In cats and rabbits procainamide (20 to 50 mg, intravenously) produced a fall of blood pressure of 20 to 50 mm Hg which reached a maximal effect within 1 min and lasted for about 5 min. Procainamide reduced the pressor responses to nicotine and to carotid arterial occlusion and reduced the depressor response to vagal stimulation, but did not antagonize the actions of adrenaline or noradrenaline on blood vessels. The contractions of the nictitating membrane to stimulation of the preganglionic cervical sympathetic nerve were partially or completely blocked by 20 to 50 mg of procainamide given intravenously. The ganglion blocking effect was more abrupt in onset and more slow to recover than that due to hexamethonium and had about 1/250th of the activity of the latter. Procainamide (1 mg) reduced the acetylcholine output of the perfused superior cervical ganglion to below 30% of the control value and blocked transmission completely. Small doses (10 μg) reduced the acetylcholine output but hardly affected ganglionic transmission.

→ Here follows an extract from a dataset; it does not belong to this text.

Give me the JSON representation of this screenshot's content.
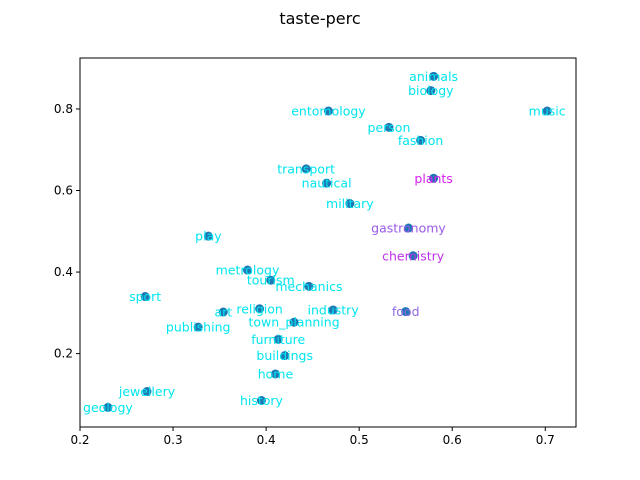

Procainamide, injected into the perfused superior cervical ganglion, blocked contractions elicited by stimulation of the preganglionic cervical sympathetic nerve for a longer period than those produced by acetylcholine injected into the perfusion circuit to the ganglion; the reverse was true for hexamethonium. Procainamide reduced the size of action potentials recorded from the superior cervical ganglion without altering the resting potential of the ganglion. The ganglion blocking activities of procainamide and hexamethonium often potentiated each other, especially when the preparation had been set up for several hours. On the guinea-pig isolated ileum preparation, procainamide (0.5 × 10⁻⁴ g/ml.) antagonized responses due to acetylcholine, histamine and, most effectively, to nicotine. On the isolated heart, procainamide (1 mg) almost abolished the bradycardia produced by acetylcholine; 10 mg slowed and weakened the heart, while 100 mg stopped it. We conclude that procainamide, like procaine, blocks ganglionic transmission by (1) depressing the release of acetylcholine from preganglionic nerve endings; and (2) competing, with the acetylcholine which is released, for receptor sites on the ganglion cells. The amounts required to produce significant effects in vivo and in vitro are comparable. The methods available for detecting this type of ganglion blocking action are discussed.